V - Les victimes-les morts,les blessés,les disparus - 26 mars : les morts et les blessés

2 - Ils racontent - ils témoignent : Professeur Jacques Barsotti - docteur Kamoun - Francine Dessaigne - Professeur Pierre Goinard - Martial Tro - Christian Gille - docteur André Fournier - professeur Paul Lebon - Marie-Jeanne Rey - docteur Jacques Bisquerra - Maurice Collin - Raymond Guiraud

Le Professeur Jacques BARSOTTI déclare :

Nous sommes allés à la morgue de l’hôpital voir les cadavres qui s’y entassaient dans le plus grand désordre. C’est une vision dramatique que ces tas humains amoncelés pêle-mêle les uns sur les autres que les familles essayaient de reconnaître, en tirant sur les bras ou sur les jambes pour les sortir du tas.

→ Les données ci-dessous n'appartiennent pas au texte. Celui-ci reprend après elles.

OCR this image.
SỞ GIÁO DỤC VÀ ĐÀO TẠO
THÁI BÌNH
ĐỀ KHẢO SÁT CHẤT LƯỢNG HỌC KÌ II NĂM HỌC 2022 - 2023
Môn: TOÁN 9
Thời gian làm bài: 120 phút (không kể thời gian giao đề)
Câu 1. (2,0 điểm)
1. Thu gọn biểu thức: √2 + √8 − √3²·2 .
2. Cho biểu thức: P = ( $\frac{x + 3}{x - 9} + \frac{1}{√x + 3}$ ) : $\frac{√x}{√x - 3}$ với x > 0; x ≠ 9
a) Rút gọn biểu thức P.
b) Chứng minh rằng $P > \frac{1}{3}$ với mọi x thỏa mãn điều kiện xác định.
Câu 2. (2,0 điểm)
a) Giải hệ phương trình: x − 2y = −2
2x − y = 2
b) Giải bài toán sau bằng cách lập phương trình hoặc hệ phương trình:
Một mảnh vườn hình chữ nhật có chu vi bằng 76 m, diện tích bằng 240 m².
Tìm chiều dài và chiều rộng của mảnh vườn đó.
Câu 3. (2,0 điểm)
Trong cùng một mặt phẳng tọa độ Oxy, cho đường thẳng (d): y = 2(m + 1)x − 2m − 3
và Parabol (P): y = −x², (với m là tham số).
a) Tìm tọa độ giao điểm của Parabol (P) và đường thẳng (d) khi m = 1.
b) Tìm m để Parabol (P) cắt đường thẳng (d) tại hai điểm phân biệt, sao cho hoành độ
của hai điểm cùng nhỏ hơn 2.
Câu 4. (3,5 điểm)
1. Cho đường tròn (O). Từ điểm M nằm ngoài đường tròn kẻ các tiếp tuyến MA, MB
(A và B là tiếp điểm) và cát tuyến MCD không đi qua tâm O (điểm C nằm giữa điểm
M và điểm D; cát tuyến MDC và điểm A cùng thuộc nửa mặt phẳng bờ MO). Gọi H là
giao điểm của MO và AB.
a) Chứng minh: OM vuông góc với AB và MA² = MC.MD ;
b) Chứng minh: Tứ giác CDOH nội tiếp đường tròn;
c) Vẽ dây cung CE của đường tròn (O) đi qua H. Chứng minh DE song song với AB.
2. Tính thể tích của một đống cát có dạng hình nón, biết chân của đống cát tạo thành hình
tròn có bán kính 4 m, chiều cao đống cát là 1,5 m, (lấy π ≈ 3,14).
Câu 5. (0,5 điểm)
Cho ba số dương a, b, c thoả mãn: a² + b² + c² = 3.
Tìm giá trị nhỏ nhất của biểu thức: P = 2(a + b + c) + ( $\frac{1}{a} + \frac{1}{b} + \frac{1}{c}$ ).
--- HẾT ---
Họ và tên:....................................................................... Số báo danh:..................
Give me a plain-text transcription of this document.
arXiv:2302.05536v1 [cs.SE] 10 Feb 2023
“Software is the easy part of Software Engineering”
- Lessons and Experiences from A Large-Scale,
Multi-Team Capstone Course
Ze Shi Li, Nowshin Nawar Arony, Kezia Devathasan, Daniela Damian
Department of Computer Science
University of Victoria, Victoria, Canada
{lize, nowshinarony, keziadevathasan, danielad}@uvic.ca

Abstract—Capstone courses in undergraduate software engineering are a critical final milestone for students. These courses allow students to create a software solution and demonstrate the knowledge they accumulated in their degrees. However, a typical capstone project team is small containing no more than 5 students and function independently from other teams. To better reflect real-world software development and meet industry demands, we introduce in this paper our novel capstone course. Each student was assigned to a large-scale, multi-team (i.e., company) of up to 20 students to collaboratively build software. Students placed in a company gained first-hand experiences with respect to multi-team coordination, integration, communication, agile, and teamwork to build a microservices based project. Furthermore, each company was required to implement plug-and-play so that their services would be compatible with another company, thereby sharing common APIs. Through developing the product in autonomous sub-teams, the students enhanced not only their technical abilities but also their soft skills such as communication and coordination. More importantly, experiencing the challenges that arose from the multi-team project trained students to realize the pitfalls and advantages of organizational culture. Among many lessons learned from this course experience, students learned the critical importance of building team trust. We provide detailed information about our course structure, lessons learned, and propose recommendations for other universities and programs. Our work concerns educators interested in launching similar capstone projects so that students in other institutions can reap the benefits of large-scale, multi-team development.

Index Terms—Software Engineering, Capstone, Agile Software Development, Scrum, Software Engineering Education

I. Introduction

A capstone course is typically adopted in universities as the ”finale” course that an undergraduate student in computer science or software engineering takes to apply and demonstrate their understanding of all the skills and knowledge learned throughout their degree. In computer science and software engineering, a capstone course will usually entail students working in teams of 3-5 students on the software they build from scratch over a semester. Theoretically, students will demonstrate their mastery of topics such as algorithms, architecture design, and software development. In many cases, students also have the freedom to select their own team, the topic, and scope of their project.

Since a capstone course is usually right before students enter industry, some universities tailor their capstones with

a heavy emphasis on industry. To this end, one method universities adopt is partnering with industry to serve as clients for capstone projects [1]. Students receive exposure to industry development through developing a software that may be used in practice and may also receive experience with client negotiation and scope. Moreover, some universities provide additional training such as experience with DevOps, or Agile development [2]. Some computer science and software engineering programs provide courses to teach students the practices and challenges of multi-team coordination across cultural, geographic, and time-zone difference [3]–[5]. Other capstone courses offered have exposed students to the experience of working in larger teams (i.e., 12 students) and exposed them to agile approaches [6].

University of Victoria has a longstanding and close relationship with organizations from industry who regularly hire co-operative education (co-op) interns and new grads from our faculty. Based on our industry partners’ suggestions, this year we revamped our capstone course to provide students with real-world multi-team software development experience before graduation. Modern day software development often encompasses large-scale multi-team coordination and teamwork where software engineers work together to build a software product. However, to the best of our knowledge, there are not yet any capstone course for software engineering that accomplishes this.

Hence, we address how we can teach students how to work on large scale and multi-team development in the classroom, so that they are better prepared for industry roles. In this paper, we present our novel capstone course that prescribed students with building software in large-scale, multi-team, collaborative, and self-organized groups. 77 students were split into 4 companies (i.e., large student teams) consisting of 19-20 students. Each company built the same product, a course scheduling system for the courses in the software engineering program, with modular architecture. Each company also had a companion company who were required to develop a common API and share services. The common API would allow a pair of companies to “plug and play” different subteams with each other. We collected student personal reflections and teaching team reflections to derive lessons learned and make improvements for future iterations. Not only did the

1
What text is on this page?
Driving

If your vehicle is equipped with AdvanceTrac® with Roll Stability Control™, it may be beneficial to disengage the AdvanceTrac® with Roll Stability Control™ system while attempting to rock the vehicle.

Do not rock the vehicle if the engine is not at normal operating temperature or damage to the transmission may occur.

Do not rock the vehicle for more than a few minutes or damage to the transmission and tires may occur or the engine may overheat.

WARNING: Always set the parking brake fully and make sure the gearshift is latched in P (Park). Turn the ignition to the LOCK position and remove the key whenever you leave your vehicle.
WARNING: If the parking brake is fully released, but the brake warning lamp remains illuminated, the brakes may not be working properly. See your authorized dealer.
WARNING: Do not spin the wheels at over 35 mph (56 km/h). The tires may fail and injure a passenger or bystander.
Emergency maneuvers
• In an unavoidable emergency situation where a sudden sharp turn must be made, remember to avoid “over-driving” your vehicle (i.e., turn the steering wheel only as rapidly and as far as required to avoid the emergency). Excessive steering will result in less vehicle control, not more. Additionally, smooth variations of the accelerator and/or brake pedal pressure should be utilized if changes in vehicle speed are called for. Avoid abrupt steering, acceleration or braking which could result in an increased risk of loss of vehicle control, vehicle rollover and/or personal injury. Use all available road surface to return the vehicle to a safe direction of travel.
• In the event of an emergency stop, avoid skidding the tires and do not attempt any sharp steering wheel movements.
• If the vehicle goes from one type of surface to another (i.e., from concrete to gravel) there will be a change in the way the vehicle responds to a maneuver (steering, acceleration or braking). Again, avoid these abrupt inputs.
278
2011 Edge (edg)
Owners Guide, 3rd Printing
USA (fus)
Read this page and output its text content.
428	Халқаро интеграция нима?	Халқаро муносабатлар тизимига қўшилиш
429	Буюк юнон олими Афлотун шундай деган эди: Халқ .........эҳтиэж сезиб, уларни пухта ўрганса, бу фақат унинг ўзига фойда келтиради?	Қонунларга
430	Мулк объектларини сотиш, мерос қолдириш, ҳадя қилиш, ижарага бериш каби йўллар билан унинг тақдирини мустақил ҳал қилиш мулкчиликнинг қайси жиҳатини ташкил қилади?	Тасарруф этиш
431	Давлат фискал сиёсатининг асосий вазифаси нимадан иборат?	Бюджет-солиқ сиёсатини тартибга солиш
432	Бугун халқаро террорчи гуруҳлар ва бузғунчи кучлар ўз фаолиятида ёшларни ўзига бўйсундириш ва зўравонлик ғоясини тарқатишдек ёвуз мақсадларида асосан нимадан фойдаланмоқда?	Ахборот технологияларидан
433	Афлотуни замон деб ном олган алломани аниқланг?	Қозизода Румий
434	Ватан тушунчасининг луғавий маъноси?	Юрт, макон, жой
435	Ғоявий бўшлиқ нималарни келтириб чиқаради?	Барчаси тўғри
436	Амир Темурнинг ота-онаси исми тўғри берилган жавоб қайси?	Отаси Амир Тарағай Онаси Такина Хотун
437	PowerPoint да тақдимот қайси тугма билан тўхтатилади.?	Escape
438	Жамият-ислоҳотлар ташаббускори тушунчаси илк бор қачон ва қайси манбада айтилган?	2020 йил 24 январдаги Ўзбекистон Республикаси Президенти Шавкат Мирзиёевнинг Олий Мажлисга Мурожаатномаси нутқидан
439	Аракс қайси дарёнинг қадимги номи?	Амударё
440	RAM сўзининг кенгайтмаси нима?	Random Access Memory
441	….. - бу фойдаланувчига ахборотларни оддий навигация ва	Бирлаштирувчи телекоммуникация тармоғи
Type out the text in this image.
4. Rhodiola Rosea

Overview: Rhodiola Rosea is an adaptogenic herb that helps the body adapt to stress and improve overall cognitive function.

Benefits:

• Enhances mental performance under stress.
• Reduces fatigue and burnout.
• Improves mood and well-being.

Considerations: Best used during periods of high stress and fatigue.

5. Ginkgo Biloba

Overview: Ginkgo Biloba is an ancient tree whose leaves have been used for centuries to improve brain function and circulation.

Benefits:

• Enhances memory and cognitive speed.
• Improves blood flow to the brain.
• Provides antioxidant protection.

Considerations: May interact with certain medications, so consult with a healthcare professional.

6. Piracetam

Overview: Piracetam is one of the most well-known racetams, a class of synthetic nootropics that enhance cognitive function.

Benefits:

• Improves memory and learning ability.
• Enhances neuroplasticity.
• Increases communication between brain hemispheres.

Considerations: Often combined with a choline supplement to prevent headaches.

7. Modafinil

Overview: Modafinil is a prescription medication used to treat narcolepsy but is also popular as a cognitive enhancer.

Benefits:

Le docteur KAMOUN témoigne :

l’horreur pure, partout des cadavres disposés sur trois niveaux, paillasse, étagère, sol. On avait instauré un sens unique et dans le silence troublé de temps en temps par des gémissements et des pleurs, les gens circulaient lentement, horrifiés. Les cadavres attendaient leur reconnaissance et ces gens pâles et silencieux tournaient lentement. Un antre de cauchemar écrira Jean BRUA.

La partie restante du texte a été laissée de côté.